A pandemia que assola o mundo parece ter encontrado em terras brasileiras as condições ideias para fazer de nosso país sua morada definitiva. A falsa normalidade conquistada sobre uma pilha de corpos, até agora mais de 150 mil brasileiros sucumbiram diante do coronavírus, não deixa apenas vítimas entre os cidadãos brasileiros. Morrem também, pouco a pouco, a nossa esperança, os nossos sonhos, a nossa cultura e muito mais.

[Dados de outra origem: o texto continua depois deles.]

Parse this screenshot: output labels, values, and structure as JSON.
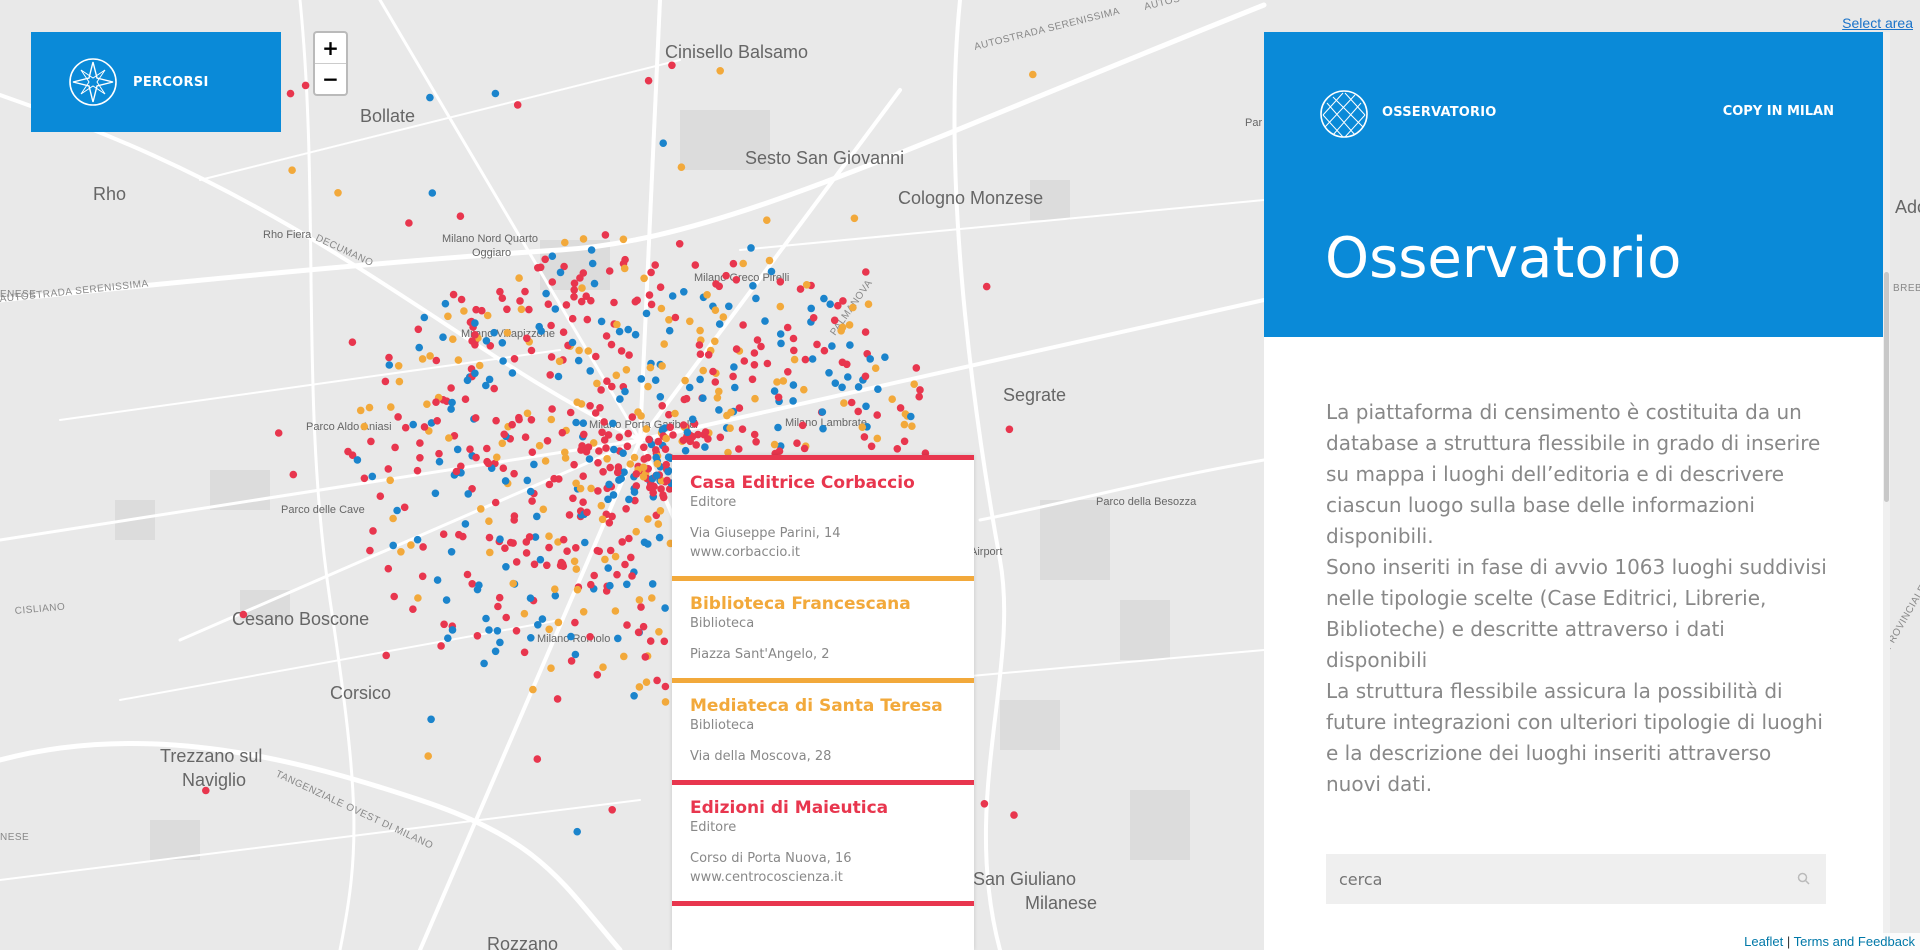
{
  "map": {
    "places": [
      "Cinisello Balsamo",
      "Sesto San Giovanni",
      "Cologno Monzese",
      "Bollate",
      "Rho",
      "Rho Fiera",
      "Milano Nord Quarto Oggiaro",
      "Milano Greco Pirelli",
      "Milano Villapizzone",
      "Segrate",
      "Parco Aldo Aniasi",
      "Milano Porta Garibaldi",
      "Milano Lambrate",
      "Parco delle Cave",
      "Parco della Besozza",
      "Cesano Boscone",
      "Milano Romolo",
      "Corsico",
      "Trezzano sul Naviglio",
      "San Giuliano Milanese",
      "Airport",
      "Rozzano",
      "Par",
      "Ado"
    ],
    "roads": [
      "AUTOSTRADA SERENISSIMA",
      "AUTOSTRADA SERENISSIMA",
      "DECUMANO",
      "TANGENZIALE OVEST DI MILANO",
      "CISLIANO",
      "PALMANOVA",
      "BREBE",
      "PROVINCIALE",
      "ENESE",
      "NESE",
      "AUTOS"
    ],
    "marker_colors": {
      "editore": "#e8364e",
      "biblioteca": "#f2a93b",
      "libreria": "#1b84cc"
    }
  },
  "select_area": "Select area",
  "percorsi": {
    "label": "PERCORSI",
    "icon": "compass-star-icon"
  },
  "zoom": {
    "in": "+",
    "out": "−"
  },
  "popup": [
    {
      "name": "Casa Editrice Corbaccio",
      "type": "Editore",
      "address": "Via Giuseppe Parini, 14",
      "url": "www.corbaccio.it",
      "color": "#e8364e"
    },
    {
      "name": "Biblioteca Francescana",
      "type": "Biblioteca",
      "address": "Piazza Sant'Angelo, 2",
      "url": "",
      "color": "#f2a93b"
    },
    {
      "name": "Mediateca di Santa Teresa",
      "type": "Biblioteca",
      "address": "Via della Moscova, 28",
      "url": "",
      "color": "#f2a93b"
    },
    {
      "name": "Edizioni di Maieutica",
      "type": "Editore",
      "address": "Corso di Porta Nuova, 16",
      "url": "www.centrocoscienza.it",
      "color": "#e8364e"
    }
  ],
  "panel": {
    "brand": "OSSERVATORIO",
    "copy_link": "COPY IN MILAN",
    "title": "Osservatorio",
    "paragraphs": [
      "La piattaforma di censimento è costituita da un database a struttura flessibile in grado di inserire su mappa i luoghi dell’editoria e di descrivere ciascun luogo sulla base delle informazioni disponibili.",
      "Sono inseriti in fase di avvio 1063 luoghi suddivisi nelle tipologie scelte (Case Editrici, Librerie, Biblioteche) e descritte attraverso i dati disponibili",
      "La struttura flessibile assicura la possibilità di future integrazioni con ulteriori tipologie di luoghi e la descrizione dei luoghi inseriti attraverso nuovi dati."
    ],
    "search_placeholder": "cerca",
    "colors": {
      "accent": "#0a8ad8"
    }
  },
  "attribution": {
    "leaflet": "Leaflet",
    "separator": " | ",
    "terms": "Terms and Feedback"
  }
}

É evidente que a preocupação com as vidas, com os cidadãos brasileiros, deve estar acima de qualquer outra preocupação, no entanto não podemos fechar os olhos ou esquecer que outras consequências desse estado de sítio em que vivemos existem, e que elas, como a morte de milhares de pessoas, também podem e devem ser colocadas na conta do atual governo brasileiro.
Uma das áreas que mais sofreu com essa situação, além da saúde, é claro, foi a área cultural. Já tratamos por aqui diversas vezes desde o início desse estado pandêmico sobre o desdém com que o atual presidente, na figura de Mario Frias, tem tratado os trabalhadores da cultura e os espaços culturais. A absurda demora na criação, aprovação e implementação do auxílio emergencial para área, conhecido como Lei Aldir Blanc, os entraves e combates ideológicos, a falta de vontade e até mesmo a ideia de travar uma batalha cultural em nome da moral e da ordem, tudo isso teve um resultado catastrófico que fica a cada mais evidente: artistas e trabalhadores da cultura entregando suas casas, companhias decretando seu fim depois de décadas de resistência e o fechamento de espaços históricos são alguns exemplos.

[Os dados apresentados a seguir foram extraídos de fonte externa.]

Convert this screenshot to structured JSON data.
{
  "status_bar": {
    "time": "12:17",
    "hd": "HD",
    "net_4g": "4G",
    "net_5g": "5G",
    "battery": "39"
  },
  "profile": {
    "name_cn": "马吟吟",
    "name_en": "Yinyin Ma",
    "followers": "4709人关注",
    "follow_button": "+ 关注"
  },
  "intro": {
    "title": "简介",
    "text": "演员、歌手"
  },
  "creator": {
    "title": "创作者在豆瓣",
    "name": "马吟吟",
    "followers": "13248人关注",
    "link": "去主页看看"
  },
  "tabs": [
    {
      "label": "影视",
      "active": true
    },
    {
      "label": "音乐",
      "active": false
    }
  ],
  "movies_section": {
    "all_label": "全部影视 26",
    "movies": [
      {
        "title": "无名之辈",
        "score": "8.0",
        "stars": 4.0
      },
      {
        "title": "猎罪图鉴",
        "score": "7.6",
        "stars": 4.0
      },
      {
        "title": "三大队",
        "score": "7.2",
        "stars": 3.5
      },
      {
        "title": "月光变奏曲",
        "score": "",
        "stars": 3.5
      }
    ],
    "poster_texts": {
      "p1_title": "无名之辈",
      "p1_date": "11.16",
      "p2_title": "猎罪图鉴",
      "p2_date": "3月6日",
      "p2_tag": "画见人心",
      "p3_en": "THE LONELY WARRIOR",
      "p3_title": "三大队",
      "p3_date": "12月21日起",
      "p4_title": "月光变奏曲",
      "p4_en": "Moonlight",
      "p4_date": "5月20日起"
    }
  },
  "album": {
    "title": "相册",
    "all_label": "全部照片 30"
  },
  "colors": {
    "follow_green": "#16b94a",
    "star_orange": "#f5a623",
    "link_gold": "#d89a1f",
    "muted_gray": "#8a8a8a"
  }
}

Foi ali que muito da resistência teatral contra os anos de chumbo da ditadura aconteceu, além do palco do teatro ter sido ocupado por montagens históricas.
Na última semana, uma foto que ilustra perfeitamente a situação viralizou na internet, causando comoção e revolta. Na foto é possível ver a fachada do icônico Teatro Ruth Escobar, na Bela Vista, em São Paulo. Além dos diversos cartazes de espetáculos e do belíssimo e característico luminoso com o nome da sala, em vermelho e preto, é possível enxergar no canto à direita uma pequena placa branca com os dizeres: vende-se ou aluga-se.
Aos que desconhecem a história do Ruth Escobar, o teatro, não a também gigantesca atriz e produtora, foi ali que muito da resistência teatral contra os anos de chumbo da ditadura aconteceu, além do palco do teatro ter sido ocupado por montagens históricas. A Associação de Produtores de Espetáculos Teatrais de São Paulo (Apetesp), responsável pelo espaço, disse que não existem mais meios de arcar com os quase R$ 80 mil reais mensais que são gastos para a manutenção do Teatro Ruth Escobar e de outro gigante paulistano, o Maria Della Costa, que volta às suas atividades nesse fim de ano para evitar ter o mesmo fim do irmão etiquetado e marcado a ferro quente pela especulação imobiliária. Nos bastidores, dizem que há um acordo verbal praticamente fechado e que, pasmem, o Teatro Ruth Escobar em breve deverá se transformar em mais uma igreja evangélica.
A morte do Ruth é apenas mais um capítulo da tragédia cultural que se instalou no brasil, assim em minúsculo mesmo. Fossemos um país sério, decente, com governantes minimamente responsáveis, com um mínimo de massa cinzenta no oco da cuca, casos como esse seriam inimagináveis. No entanto, é impossível negar que um Teatro como o Ruth Escobar, conhecido por sua resistência contra a ditadura militar, acabar num governo que exalta torturadores desprezíveis como Brilhante Ustra e dar lugar a uma igreja evangélica é a cara, cuspida e escarrada, do projeto que Jair Bolsonaro coloca em prática a todo vapor no país. Hoje é o Ruth Escobar, amanhã, quem sabe, pode ser você. É preciso que os artistas se levantem, que além de verbas públicas também exijam respeito e dignidade, caso contrário a demolição de tudo o que construímos enquanto nação será inevitável, infelizmente.